Computerspielsucht ist eine Verhaltenssucht. Über die Verbreitung dieser Form von stoffunge-bundener Sucht gehen die Meinungen auseinander, belastbares Zahlenmaterial gibt es kaum. In der Befragung von Baier u.a. 2010 stuften sich selbst 15,5% der Jugendlichen als abhängig ein. Um diese Zahl zu überprüfen, entwickelten die Wissenschaftler eigene Diagnosekriterien. Nach Auswertung der Ergebnisse kamen sie zu dem Schluss, dass 2,8% der Jugendlichen unter 15 Jahren als gefährdet und 1,7% als abhängig anzusehen seien, wobei wiederum die Jungen negativ auffielen. Sie wurden deutlich häufiger als abhängig oder gefährdet beurteilt als die Mädchen. Bei den unter 11-Jährigen betrugen die entsprechenden Werte 1,2% (gefährdet) und 0,8% (abhängig) (siehe Rehbein u.a. 2009, S.34).

Was die möglichen Ursachen für ein problematisches Spielverhalten anbelangt, verweisen die Wissenschaftler darauf, „dass u.a. das Erleben von elterlicher Gewalt, eine mangelnde Fähigkeit zur Perspektivübernahme, Schulangst und fehlende Anerkennungserlebnisse jenseits des Computer-spielens einer Abhängigkeit Vorschub leisten" (Baier u.a. 2010, S. 34). Gefährdete und abhängige Schülerinnen und Schüler fallen durch schlechtere Noten auf, hätten weniger Lust auf Schule und schwänzten häufiger den Unterricht. Was die genutzten Spiele anbelangt, warnen die Forscher davor, dass vor allem Spiele wie World of Warcraft aufgrund der Vergabe von Belohnungen und des Spielens in Gruppen ein nicht zu unterschätzendes Abhängigkeitspotenzial aufweisen.

 

BAIER, D., PFEIFFER, C. & RABOLD, S. (2010): Kinder und Jugendliche in Deutschland: Gewalterfahrungen, Integration, Medienkonsum : Zweiter Bericht zum gemeinsamen Forschungsprojekt des Bundesministeriums des Innern und des KFN (KFN-Forschungsbericht; Nr.: 109). Hannover: KFN.

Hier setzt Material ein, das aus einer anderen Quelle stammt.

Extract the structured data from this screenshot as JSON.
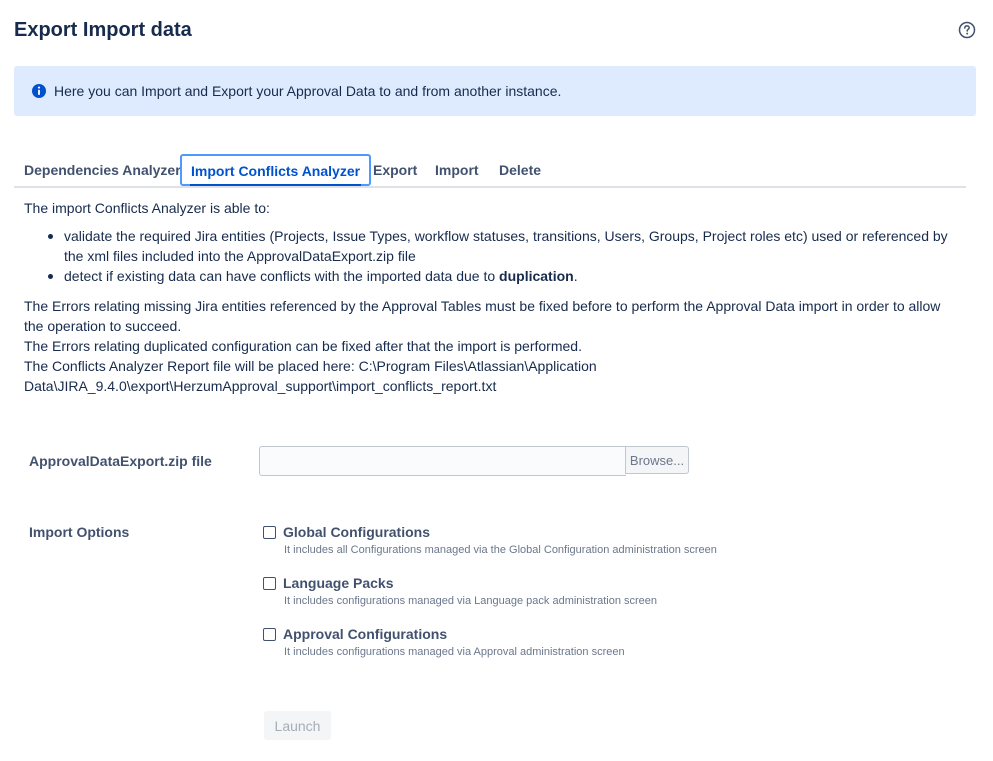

PDF auf: http://www.kfn.de/Publikationen/KFN-Forschungsberichte.htm

 

REHBEIN, F., KLEIMANN, M. & MÖSSLE, T. (2009): Computerspielabhängigkeit im Kindes- und Jugendalter: Empirische Befunde zu Ursachen, Diagnostik und Komorbiditäten unter besonderer Berücksichtigung spielimmanenter Abhängigkeitsmerkmale(KFN-Forschungsbericht; Nr.: 108). Hannover: KFN.